By the time I was going to games in the 1990s, the scoreboard had become a Jumbotron, capable of super-rich graphics. And they created a new, hi-res, full-color version of the once-simple meter, intercut with the words Make Some Noise! And the crowd would dutifully scream to try to peg the meter. When they did, the whole animation would explode, as if we’d broken the meter.

But the more games I went to, the more similar the animation seemed to be — until I came to realize they used the very same animation each time. The volume of the audience had nothing to do with the meter. It was fake interactivity. I don’t know if they resorted to the fixed animation because real interactivity was hard to do or because real interactivity just wasn’t as effective as convincing the crowd they had succeeded, no matter what.

Well, at the Mets game last week, they played the Make Some Noise animation, but it didn’t even pretend to respond to our noise level. They just flashed the image on the screen — not even long enough for us to see the impact of our volume. It was more of a nod to meters of the past, or an icon. Like the paint bucket in Adobe Photoshop or the garbage bin on a computer desktop. The picture of meter signified “make some noise” even though it wasn’t a real meter.

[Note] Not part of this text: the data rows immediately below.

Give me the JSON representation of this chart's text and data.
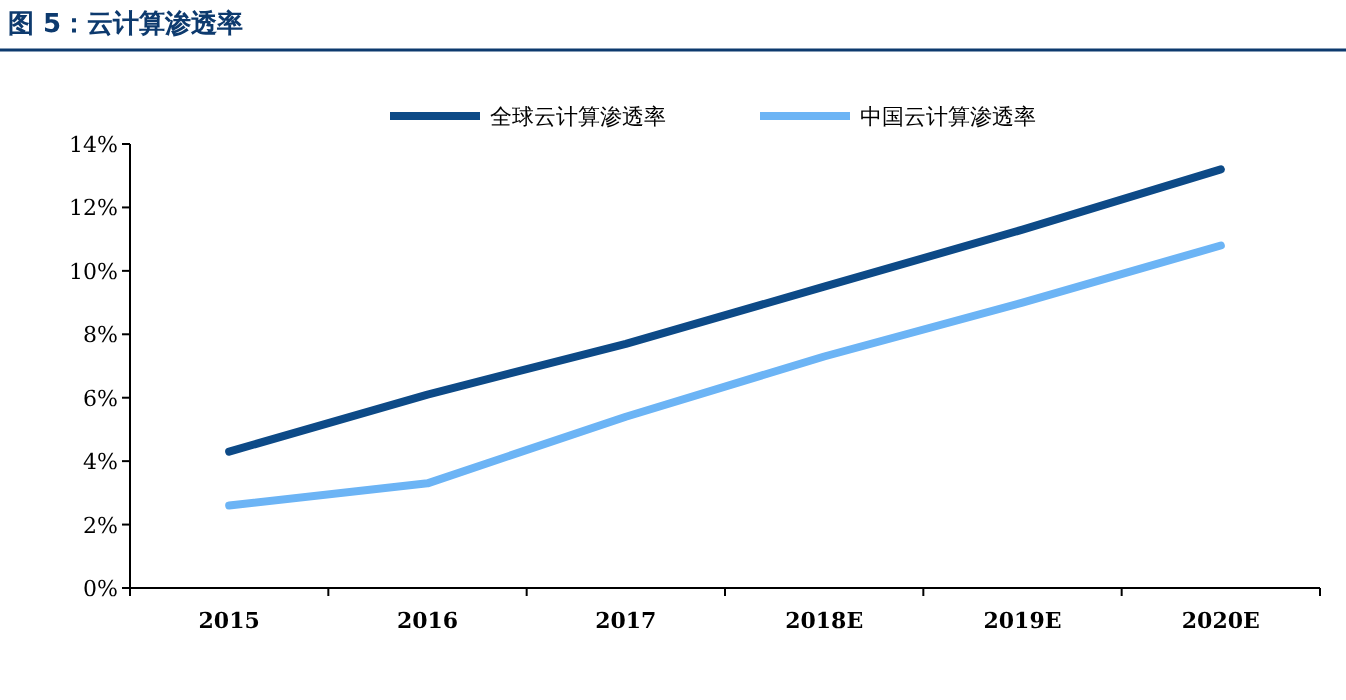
{
  "chart_data": {
    "type": "line",
    "title": "图 5：云计算渗透率",
    "categories": [
      "2015",
      "2016",
      "2017",
      "2018E",
      "2019E",
      "2020E"
    ],
    "series": [
      {
        "name": "全球云计算渗透率",
        "color": "#0d4a87",
        "values": [
          4.3,
          6.1,
          7.7,
          9.5,
          11.3,
          13.2
        ]
      },
      {
        "name": "中国云计算渗透率",
        "color": "#6cb4f5",
        "values": [
          2.6,
          3.3,
          5.4,
          7.3,
          9.0,
          10.8
        ]
      }
    ],
    "ylim": [
      0,
      14
    ],
    "yticks": [
      {
        "value": 0,
        "label": "0%"
      },
      {
        "value": 2,
        "label": "2%"
      },
      {
        "value": 4,
        "label": "4%"
      },
      {
        "value": 6,
        "label": "6%"
      },
      {
        "value": 8,
        "label": "8%"
      },
      {
        "value": 10,
        "label": "10%"
      },
      {
        "value": 12,
        "label": "12%"
      },
      {
        "value": 14,
        "label": "14%"
      }
    ],
    "legend": "top",
    "grid": false
  }
}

And the crowd just as dutifully responded to the cue. The audience loudness meter went from a thing that measured us, to a thing that pretended to be measuring us, to a picture of a thing that may as well be a dead metaphor to the youngest person in the stadium. Like when we say “time is running out,” almost no one realizes it’s a reference to the sand in an hourglass running out. Or “let the cat out of the bag” — I’ll let you look that one up.

It’s a weird place to have arrived with our technology. But I have to admit, I prefer a wink like this than the outright lie of a fake meter. The sight of people trying to influence a faux interactive meter is way more pathetic than people responding to simple visual cue — even if they’re not fully conscious of what the picture represents from back in the history of the analog and interactive worlds.

Our interactive technologies are becoming decidedly less interactive. They are being replaced by simulations of participation or mere symbols. Maybe everyone knew all along that their votes on American Idol don’t really count. Or that their consumer feedback has way less to do with product development than the marketing of products companies were going to make anyway.

But feedback—real feedback—is a primary means of perceiving, evolving, and differentiating the living from the dead, the actual from the virtual, and, at least in politics, reality from “reality.”

Whether or not there’s a meter anywhere to measure it, make some noise and see if anyone hears you.